Finding ways to cut costs while improving patient outcomes is something of the holy grail in the American health system. Payers are putting increasing pressure on providers to trim costs at every opportunity, from medical procedures to back-office functions such as billing and collecting.
On top of that, they are holding providers financially accountable for their patients’ health, and penalizing hospitals with poor outcomes or too many readmissions.
In the traditional fee-for-service reimbursement model, hospitals that use wraparound services can hurt their bottom line, because patients don’t need as much expensive medical care.
But in the value-based payment, which many hospitals are now adopting under pressure from payers, wraparound services can make financial sense, because the hospitals have financial incentives to improve outcomes, not just provide a list of expensive services.
“Providing nonmedical wraparound services in conjunction with primary care is one strategy to improve patient outcomes and reduce overall health care spending,” said Joshua R. Vest, the lead author of the paper and an associate professor of health policy and management at Fairbanks School of Public Health.
Eskenazi Health serves mostly uninsured and under-insured patients, many of whom have poor eating habits and chronic diseases, from diabetes to heart disease.
So the hospital has rolled out numerous programs to provide betting food choices. For example, it opened a small fresh-food grocery to help patients and guests who live in food deserts. It started a “Fresh Veggie Friday” to highlight produce grown on its 5,000-square-foot rooftop, Sky Garden.

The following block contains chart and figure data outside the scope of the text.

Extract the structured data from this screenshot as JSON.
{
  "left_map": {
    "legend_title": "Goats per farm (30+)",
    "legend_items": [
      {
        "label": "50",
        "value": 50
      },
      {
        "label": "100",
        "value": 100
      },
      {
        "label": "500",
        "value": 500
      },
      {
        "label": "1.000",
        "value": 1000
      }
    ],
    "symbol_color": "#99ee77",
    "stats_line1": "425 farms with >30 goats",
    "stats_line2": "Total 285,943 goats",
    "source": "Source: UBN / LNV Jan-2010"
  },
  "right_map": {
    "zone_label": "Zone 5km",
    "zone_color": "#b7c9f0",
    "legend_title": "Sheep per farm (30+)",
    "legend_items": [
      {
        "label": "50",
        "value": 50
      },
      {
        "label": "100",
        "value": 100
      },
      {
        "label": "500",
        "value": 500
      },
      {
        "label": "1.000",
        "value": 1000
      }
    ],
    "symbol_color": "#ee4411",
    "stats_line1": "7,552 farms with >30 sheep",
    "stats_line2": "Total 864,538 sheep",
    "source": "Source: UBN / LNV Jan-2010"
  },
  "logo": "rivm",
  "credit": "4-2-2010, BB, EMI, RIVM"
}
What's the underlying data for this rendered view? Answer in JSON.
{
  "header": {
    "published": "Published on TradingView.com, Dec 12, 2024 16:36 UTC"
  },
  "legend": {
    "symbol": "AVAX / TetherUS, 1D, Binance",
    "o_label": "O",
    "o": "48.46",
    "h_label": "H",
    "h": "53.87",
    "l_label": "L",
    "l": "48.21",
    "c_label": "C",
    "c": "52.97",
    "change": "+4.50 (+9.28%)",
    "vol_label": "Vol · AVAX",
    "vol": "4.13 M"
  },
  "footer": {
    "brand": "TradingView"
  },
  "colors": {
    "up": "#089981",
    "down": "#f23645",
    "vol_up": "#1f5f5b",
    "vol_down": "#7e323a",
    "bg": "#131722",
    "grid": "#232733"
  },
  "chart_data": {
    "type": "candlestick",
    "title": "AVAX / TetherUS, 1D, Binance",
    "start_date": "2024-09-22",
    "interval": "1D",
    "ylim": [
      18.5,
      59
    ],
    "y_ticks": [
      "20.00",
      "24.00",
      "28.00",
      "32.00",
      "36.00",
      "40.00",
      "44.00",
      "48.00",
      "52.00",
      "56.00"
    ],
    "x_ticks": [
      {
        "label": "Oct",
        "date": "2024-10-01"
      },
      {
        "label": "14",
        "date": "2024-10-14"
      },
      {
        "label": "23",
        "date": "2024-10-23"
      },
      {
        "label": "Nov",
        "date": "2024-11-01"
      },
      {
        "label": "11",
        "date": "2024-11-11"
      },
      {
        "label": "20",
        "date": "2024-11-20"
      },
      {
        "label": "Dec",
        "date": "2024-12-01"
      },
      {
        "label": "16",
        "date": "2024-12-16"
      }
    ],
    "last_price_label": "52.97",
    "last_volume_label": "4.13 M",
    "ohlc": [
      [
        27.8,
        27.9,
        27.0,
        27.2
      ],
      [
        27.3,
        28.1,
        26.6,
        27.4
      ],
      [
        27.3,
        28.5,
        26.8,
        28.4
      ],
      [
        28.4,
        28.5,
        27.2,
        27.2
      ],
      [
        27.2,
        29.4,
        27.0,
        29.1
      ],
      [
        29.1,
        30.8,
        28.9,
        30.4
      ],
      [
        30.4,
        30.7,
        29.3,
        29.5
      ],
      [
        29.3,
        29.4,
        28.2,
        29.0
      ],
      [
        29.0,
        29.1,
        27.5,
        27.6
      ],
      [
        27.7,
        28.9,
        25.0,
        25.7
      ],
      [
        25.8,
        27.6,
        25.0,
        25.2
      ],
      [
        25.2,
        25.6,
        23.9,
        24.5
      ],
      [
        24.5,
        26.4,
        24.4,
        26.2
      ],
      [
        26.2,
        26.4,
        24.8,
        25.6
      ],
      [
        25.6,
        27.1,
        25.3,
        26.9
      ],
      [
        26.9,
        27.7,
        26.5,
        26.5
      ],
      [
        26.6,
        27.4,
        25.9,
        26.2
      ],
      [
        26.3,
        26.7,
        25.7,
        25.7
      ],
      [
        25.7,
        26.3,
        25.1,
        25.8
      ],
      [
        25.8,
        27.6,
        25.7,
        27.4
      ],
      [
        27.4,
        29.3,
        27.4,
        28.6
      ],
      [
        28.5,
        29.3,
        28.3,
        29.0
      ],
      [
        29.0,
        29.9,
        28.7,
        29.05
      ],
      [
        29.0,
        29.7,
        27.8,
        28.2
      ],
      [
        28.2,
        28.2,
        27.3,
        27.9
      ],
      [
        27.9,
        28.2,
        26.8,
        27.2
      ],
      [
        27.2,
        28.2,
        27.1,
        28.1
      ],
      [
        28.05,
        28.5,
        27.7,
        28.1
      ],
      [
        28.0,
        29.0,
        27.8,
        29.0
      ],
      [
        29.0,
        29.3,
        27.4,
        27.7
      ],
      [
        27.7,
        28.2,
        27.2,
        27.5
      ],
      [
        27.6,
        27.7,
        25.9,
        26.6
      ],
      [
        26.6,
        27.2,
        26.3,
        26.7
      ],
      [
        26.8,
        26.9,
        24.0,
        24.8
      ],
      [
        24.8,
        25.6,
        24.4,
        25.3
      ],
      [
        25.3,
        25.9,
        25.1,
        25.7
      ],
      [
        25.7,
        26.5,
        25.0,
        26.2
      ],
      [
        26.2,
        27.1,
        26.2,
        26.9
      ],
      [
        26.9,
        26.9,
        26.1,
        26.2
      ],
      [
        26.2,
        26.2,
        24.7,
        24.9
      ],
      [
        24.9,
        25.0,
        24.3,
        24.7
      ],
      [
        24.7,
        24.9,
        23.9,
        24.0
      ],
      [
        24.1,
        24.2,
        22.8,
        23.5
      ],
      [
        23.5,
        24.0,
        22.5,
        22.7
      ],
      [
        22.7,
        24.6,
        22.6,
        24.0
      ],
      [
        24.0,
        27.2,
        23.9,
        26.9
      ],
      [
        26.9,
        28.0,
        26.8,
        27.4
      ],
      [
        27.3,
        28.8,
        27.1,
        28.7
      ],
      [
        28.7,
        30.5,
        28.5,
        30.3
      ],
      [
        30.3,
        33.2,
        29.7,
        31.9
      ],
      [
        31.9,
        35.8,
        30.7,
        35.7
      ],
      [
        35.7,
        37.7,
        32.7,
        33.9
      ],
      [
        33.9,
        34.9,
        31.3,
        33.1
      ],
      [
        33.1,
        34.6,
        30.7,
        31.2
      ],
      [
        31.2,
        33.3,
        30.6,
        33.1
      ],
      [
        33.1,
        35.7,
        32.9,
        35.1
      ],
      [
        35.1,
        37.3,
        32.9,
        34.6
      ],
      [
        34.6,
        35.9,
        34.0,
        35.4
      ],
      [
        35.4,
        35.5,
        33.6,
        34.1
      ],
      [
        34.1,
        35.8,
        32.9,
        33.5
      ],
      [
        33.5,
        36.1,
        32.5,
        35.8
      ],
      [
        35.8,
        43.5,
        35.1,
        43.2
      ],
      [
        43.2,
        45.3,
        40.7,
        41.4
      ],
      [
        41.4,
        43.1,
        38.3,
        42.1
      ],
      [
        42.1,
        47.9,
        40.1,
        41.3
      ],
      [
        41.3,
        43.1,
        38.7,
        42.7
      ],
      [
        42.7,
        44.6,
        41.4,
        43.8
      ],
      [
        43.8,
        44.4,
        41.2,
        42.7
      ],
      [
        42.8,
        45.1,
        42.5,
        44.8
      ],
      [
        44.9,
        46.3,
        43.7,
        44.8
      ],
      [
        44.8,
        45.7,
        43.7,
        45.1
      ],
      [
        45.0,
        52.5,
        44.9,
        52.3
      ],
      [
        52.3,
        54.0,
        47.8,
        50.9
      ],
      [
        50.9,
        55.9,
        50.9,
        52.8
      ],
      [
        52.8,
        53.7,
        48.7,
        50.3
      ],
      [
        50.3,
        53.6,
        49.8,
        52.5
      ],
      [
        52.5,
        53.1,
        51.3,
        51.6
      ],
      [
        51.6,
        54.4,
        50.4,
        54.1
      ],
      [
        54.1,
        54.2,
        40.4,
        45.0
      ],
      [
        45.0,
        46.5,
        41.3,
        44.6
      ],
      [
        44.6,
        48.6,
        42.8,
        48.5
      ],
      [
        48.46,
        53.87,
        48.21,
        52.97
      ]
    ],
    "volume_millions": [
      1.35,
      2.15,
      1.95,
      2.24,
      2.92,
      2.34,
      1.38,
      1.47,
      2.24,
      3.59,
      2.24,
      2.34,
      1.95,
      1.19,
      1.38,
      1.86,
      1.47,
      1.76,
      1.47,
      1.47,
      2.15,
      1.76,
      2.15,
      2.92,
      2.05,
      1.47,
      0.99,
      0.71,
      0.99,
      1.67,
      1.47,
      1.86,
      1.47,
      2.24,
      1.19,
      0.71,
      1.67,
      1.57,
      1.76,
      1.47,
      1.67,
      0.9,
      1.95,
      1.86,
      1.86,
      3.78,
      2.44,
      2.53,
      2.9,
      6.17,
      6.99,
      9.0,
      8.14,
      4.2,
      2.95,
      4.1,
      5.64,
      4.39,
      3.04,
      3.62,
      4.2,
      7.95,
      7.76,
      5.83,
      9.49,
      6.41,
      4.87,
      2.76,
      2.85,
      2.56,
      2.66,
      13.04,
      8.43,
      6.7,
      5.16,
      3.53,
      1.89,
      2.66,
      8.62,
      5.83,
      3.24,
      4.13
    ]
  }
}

It also offers programs for addictions and other behavioral problems, which often contribute to poor health.
Counseling from a dietitian was the most common wraparound service, at 49 percent, followed by consultation with a social worker at 29 percent and behavioral health at 10 percent.
Those wraparound services were offered at the main, 315-bed hospital in Indianapolis and numerous outpatient clinics.
Researchers wanted to know if those programs helped patient outcomes by reducing hospitalizations.
So they studied 11 years of data from Eskenazi Health’s electronic health record system, which contained information on visits, diagnoses and treatments. They also pulled information from the Indiana Network for Patient Care, the oldest and largest health information exchange in the nation, which allows for tracking of patients across different providers.
The study looked at 14,094 adults who received care at Eskenazi between 2006 and 2016, and who had at least one primary care visit before and one visit after 2011. All patients in the study sample had at least one wraparound service.
Eskenazi found that by providing wraparound services, they saw a 5 percent reduction in the number of emergency department visits. They also saw few hospitalizations, saving the system millions of dollars a year.
“We know, based on our research, that our best opportunity to improve the lives of our patients, and by extension, the health and vitality of our community, lies in helping individuals stay well,” said Dr. Lisa Harris, CEO of Eskenazi Health and one of the study’s researchers.
Health Affairs is a national journal focusing on health policy and research on health reform, health care costs, and health system innovations.